Por el camino habíamos cruzado, en solitario, el desierto, por una carretera provista de innumerables curvas puestas allí, aparentemente, con la única intención de marear al viajante. Pero también de proporcionar, al volver una esquina, paisajes inéditos y derrotados por el sol. Y niños que surgían desde cualquier parte, ofreciéndote no se sabe muy bien qué. Niños que también abarrotaban la carretera que cruzaba Ubadiya corriendo unos detrás de otros, sin mirar a derecha ni a izquierda, sólo hacia adelante. Y aquí debería insertar la metáfora sobre el futuro de esa tierra, pero lo cierto es que en ese momento sólo pensaba uno en andar con mil ojos para que no chocaran con el coche.
En el coche íbamos Suhail y yo, y todas las chicas de mi familia. Ya nos había advertido Suhail que
el monasterio no podían visitarlo las mujeres. Usando el método científico, los monjes habían deducido que como la última vez que lo visitó una mujer, allá por el año 800 o así, hubo un terremoto, la correlación entre mujeres y terremotos era uno, por lo que mejor no tentar a la ciencia (que no a la suerte).
Pero la femineidad es contagiosa, según los monjes.
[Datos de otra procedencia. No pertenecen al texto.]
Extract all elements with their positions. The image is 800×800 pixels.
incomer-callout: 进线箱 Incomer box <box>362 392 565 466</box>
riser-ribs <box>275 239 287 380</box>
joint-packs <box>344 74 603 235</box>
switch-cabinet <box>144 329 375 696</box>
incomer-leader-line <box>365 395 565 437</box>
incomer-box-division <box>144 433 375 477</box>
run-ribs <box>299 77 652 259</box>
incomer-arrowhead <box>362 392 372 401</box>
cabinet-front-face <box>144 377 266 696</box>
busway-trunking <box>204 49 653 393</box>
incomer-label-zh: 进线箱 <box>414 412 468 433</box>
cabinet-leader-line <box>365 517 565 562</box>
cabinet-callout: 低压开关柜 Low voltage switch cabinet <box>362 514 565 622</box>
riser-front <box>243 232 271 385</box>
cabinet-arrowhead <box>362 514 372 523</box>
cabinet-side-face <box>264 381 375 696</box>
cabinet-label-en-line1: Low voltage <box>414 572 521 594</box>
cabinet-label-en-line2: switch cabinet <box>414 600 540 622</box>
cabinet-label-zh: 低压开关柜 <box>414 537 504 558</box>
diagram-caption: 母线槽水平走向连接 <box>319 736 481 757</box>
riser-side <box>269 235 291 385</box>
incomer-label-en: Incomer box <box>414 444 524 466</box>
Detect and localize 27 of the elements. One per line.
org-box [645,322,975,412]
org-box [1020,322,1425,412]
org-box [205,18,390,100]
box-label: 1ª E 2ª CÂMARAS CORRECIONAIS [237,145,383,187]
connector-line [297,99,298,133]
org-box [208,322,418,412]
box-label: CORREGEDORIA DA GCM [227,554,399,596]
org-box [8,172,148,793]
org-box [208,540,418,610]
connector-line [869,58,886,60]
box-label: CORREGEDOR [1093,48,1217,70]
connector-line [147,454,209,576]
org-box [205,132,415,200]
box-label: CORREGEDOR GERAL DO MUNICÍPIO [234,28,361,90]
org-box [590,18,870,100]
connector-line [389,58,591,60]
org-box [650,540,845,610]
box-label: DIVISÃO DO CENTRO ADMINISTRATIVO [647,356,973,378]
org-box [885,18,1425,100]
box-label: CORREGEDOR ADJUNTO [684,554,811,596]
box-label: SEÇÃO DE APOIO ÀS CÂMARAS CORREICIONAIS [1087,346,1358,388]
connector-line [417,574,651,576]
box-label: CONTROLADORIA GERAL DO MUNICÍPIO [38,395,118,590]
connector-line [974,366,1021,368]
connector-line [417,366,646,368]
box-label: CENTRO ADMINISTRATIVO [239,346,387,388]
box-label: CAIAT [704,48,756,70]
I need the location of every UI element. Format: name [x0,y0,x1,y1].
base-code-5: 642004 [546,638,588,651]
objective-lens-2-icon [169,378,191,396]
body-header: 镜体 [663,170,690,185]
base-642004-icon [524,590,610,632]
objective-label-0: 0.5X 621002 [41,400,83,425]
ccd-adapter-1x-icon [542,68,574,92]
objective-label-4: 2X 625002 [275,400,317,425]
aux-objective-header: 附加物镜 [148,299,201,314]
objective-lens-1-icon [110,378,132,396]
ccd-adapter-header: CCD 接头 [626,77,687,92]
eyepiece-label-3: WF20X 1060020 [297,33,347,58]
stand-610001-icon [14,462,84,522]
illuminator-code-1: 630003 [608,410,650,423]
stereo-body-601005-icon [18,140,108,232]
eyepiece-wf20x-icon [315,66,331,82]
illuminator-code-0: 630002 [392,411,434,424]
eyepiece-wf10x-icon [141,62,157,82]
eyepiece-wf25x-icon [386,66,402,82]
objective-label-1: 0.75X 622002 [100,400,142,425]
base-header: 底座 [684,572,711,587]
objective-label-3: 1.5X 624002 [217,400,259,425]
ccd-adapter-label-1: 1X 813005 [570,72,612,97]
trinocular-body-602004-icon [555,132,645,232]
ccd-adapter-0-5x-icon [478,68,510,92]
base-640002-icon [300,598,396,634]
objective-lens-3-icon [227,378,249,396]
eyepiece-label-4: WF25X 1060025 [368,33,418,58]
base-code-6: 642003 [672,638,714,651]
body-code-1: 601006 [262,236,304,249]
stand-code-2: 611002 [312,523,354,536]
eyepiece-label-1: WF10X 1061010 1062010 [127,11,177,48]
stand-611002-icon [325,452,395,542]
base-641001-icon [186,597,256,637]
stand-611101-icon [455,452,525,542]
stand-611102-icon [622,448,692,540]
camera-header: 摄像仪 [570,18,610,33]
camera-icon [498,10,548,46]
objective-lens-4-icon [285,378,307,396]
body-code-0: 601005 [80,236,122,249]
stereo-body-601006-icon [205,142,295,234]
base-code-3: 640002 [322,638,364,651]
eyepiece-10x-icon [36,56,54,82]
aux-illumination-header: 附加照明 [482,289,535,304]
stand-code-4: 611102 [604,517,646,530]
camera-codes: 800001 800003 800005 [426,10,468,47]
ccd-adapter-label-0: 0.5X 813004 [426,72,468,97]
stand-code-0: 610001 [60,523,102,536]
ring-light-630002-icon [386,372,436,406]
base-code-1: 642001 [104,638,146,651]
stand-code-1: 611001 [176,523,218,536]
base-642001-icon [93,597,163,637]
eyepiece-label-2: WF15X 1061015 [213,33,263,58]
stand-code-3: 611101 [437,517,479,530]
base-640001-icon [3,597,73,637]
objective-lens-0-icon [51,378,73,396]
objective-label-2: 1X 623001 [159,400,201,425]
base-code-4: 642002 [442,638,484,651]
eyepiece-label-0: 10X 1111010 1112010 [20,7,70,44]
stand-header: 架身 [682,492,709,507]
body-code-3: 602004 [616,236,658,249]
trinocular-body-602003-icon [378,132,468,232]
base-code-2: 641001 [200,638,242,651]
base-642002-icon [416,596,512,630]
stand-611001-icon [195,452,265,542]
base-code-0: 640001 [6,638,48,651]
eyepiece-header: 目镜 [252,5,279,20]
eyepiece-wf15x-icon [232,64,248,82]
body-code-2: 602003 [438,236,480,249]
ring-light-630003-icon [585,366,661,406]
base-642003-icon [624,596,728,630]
A mi amigo le explicaron que al haber venido con mujeres en el coche, tampoco podíamos visitarlo nosotros. Con las reglas del
archimandrita de Jerusalén no se juegan, así que ante la perspectiva de volver a la ruta de las mil curvas, resolvimos quedarnos dando un paseo por los alrededores.
Que mereció la pena, claro. Y, en retrospectiva, también el camino. Porque nos mostró una Palestina tranquila y curiosamente plural, donde pueden convivir todo tipo de intolerancias.